Sep 02, 2020
Say you wanted to invest in Gold. You go to your local jeweler and buy a gold coin. You keep the coin for 8 years and then sell it back to the jeweler at the prevailing market rate. You make a profit or a loss on this transaction based on gold price change over the years.
Now imagine the same scenario with the Government(RBI) being the jeweler. You buy a gold bond from the government, keep it for 8 years and sell it back to the government. You make a profit or a loss based on the gold price change over the years.
Sovereign Gold Bonds are issued in multiples of 1gm of gold. If the prevailing gold rate is INR 5000 per gram, then you will get 1 quantity of the Sovereign Gold Bond for INR 5000.
Why not just buy from the jeweler then you ask? Well for one, the Government sweetens the deal by also providing a recurring fixed interest component. The recent lots of Sovereign Gold Bonds have offered a 2.5% interest. There are also taxation related benefits.
If you want to invest in gold as an asset class, then Sovereign Gold Bonds provide you with the most value. Other than the gold value,
RBI offers an INR 50 per gram discount on the initial offer. The price for a Sovereign Gold Bond issue is decided based on a 3 day average of Gold 999 price before the issue.
Secondary market rates are decided by demand-supply much like the stock market. So, the price there could be lower or higher than the current gold price.
We advocate that you wait and buy in the secondary market. It takes a little time and patience if you need larger quantities. As a comparison, today's gold 999 price is 5140/gm, but you can find people selling it for 4998/gm in the secondary market.
Refer to our section on Gold Bonds to find the bond that provides you the most value in the secondary market - https://fincues.com/goldbonds.
Sovereign Gold Bonds are listed on the exchanges. You can buy it through your Demat account if your broker supports it. Much like a stock, you will need a ticker ID that you can search for in your brokerage platform and then buy that. You should use the Scrip ID from here.
The minimum investment would need to be the price of 1gm of gold.
If you do not have a Demat account, you can open one with Zerodha by clicking here.
Sovereign Gold Bonds are listed on the exchanges and so you can sell anytime. You should understand the taxation angle though.
Sovereign Gold Bonds have interest and capital gain income components.
The interest component is taxable as per your income tax slab.
As for the Capital Gain component - If you hold the Sovereign Gold Bond till maturity, the capital gains tax arising on redemption of Sovereign Gold Bond to an individual has been exempted. So you do not pay any tax on capital gains in this scenario. If you sell the Sovereign Gold Bonds before the maturity period, then you will have to pay tax on the short-term or long-term capital gains. You can avail indexation benefits in case of long term capital gains. Your holding period must be more than 3 years for it to qualify as long term.
There is no tax deduction at source(TDS).
Interest is paid twice a year at the face value.
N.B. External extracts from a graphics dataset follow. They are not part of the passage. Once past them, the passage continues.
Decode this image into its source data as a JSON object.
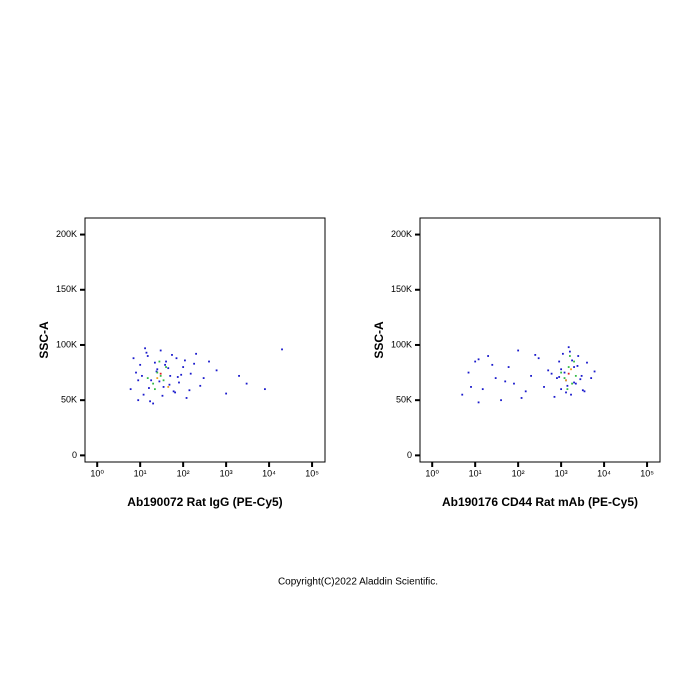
{
  "chart_data": [
    {
      "type": "scatter",
      "xlabel": "Ab190072 Rat IgG (PE-Cy5)",
      "ylabel": "SSC-A",
      "log_x": true,
      "xlim": [
        0.52,
        200000
      ],
      "ylim": [
        -6000,
        215000
      ],
      "xticks": [
        {
          "value": 1,
          "label": "10⁰"
        },
        {
          "value": 10,
          "label": "10¹"
        },
        {
          "value": 100,
          "label": "10²"
        },
        {
          "value": 1000,
          "label": "10³"
        },
        {
          "value": 10000,
          "label": "10⁴"
        },
        {
          "value": 100000,
          "label": "10⁵"
        }
      ],
      "yticks": [
        0,
        {
          "value": 50000,
          "label": "50K"
        },
        {
          "value": 100000,
          "label": "100K"
        },
        {
          "value": 150000,
          "label": "150K"
        },
        {
          "value": 200000,
          "label": "200K"
        }
      ],
      "series": [
        {
          "color": "#1a1acc",
          "x": [
            6,
            8,
            10,
            12,
            15,
            18,
            20,
            25,
            30,
            35,
            40,
            50,
            60,
            70,
            80,
            100,
            120,
            150,
            200,
            250,
            300,
            400,
            600,
            1000,
            2000,
            3000,
            8000,
            20000,
            7,
            9,
            11,
            14,
            16,
            22,
            28,
            33,
            45,
            55,
            65,
            90,
            110,
            9,
            13,
            17,
            24,
            38,
            48,
            75,
            140,
            180
          ],
          "y": [
            60000,
            75000,
            82000,
            55000,
            90000,
            68000,
            47000,
            78000,
            95000,
            62000,
            85000,
            72000,
            58000,
            88000,
            66000,
            80000,
            52000,
            74000,
            92000,
            63000,
            70000,
            85000,
            77000,
            56000,
            72000,
            65000,
            60000,
            96000,
            88000,
            50000,
            72000,
            93000,
            61000,
            84000,
            67000,
            54000,
            79000,
            91000,
            57000,
            73000,
            86000,
            68000,
            97000,
            49000,
            76000,
            82000,
            64000,
            71000,
            59000,
            83000
          ]
        },
        {
          "color": "#33bb44",
          "x": [
            15,
            20,
            25,
            30,
            35,
            40,
            22,
            28
          ],
          "y": [
            70000,
            65000,
            75000,
            72000,
            68000,
            80000,
            60000,
            85000
          ]
        },
        {
          "color": "#f0a020",
          "x": [
            25,
            45
          ],
          "y": [
            70000,
            62000
          ]
        },
        {
          "color": "#e02020",
          "x": [
            30
          ],
          "y": [
            74000
          ]
        }
      ]
    },
    {
      "type": "scatter",
      "xlabel": "Ab190176 CD44 Rat mAb (PE-Cy5)",
      "ylabel": "SSC-A",
      "log_x": true,
      "xlim": [
        0.52,
        200000
      ],
      "ylim": [
        -6000,
        215000
      ],
      "xticks": [
        {
          "value": 1,
          "label": "10⁰"
        },
        {
          "value": 10,
          "label": "10¹"
        },
        {
          "value": 100,
          "label": "10²"
        },
        {
          "value": 1000,
          "label": "10³"
        },
        {
          "value": 10000,
          "label": "10⁴"
        },
        {
          "value": 100000,
          "label": "10⁵"
        }
      ],
      "yticks": [
        0,
        {
          "value": 50000,
          "label": "50K"
        },
        {
          "value": 100000,
          "label": "100K"
        },
        {
          "value": 150000,
          "label": "150K"
        },
        {
          "value": 200000,
          "label": "200K"
        }
      ],
      "series": [
        {
          "color": "#1a1acc",
          "x": [
            5,
            7,
            10,
            15,
            20,
            30,
            40,
            60,
            80,
            100,
            150,
            200,
            300,
            400,
            500,
            700,
            800,
            900,
            1000,
            1100,
            1200,
            1300,
            1500,
            1700,
            2000,
            2200,
            2500,
            3000,
            3500,
            4000,
            5000,
            6000,
            8,
            12,
            25,
            50,
            120,
            250,
            600,
            1400,
            1800,
            2800,
            1000,
            1300,
            1600,
            2000,
            2400,
            900,
            3200,
            12
          ],
          "y": [
            55000,
            75000,
            85000,
            60000,
            90000,
            70000,
            50000,
            80000,
            65000,
            95000,
            58000,
            72000,
            88000,
            62000,
            77000,
            53000,
            70000,
            85000,
            60000,
            92000,
            75000,
            68000,
            98000,
            55000,
            80000,
            65000,
            90000,
            72000,
            58000,
            84000,
            70000,
            76000,
            62000,
            48000,
            82000,
            67000,
            52000,
            91000,
            74000,
            63000,
            86000,
            69000,
            78000,
            57000,
            94000,
            66000,
            81000,
            71000,
            59000,
            87000
          ]
        },
        {
          "color": "#33bb44",
          "x": [
            1200,
            1500,
            1800,
            1000,
            2000,
            1400,
            1600,
            2200
          ],
          "y": [
            70000,
            80000,
            65000,
            75000,
            85000,
            60000,
            90000,
            72000
          ]
        },
        {
          "color": "#f0a020",
          "x": [
            1300,
            1700
          ],
          "y": [
            68000,
            78000
          ]
        },
        {
          "color": "#e02020",
          "x": [
            1500
          ],
          "y": [
            74000
          ]
        }
      ]
    }
  ],
  "footer": "Copyright(C)2022 Aladdin Scientific."
}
Maturity value is calculated based on the average of the closing price of gold 999 purity in three previous working days.
Gold Exchange Traded Funds(ETF) are a way of owning paper-gold. These are listed on the exchange and you can buy them much like a stock. Gold ETFs have higher liquidity when compared to Sovereign Gold Bonds. So your entry and exit are easier. An ETF might charge you about a 1% management fee. It does not give you the extra 2.5% interest that the Sovereign Gold Bond gives you. And the gains on ETFs are taxable.
If your holding period is long, then Sovereign Gold Bonds are a no-brainer.
If the gold prices fall around the maturity timeframe of the Sovereign Gold Bond, then yes you can lose some money. If you bought a Sovereign Gold Bond at INR 5000 in 2020, and the gold price fell to INR 4000 in 2028(maturity year). Then you have lost INR 1000 in the Sovereign Gold Bond value. note: You would also have received about INR 1000 as the cumulative interest over the 8 years at a 2.5% rate.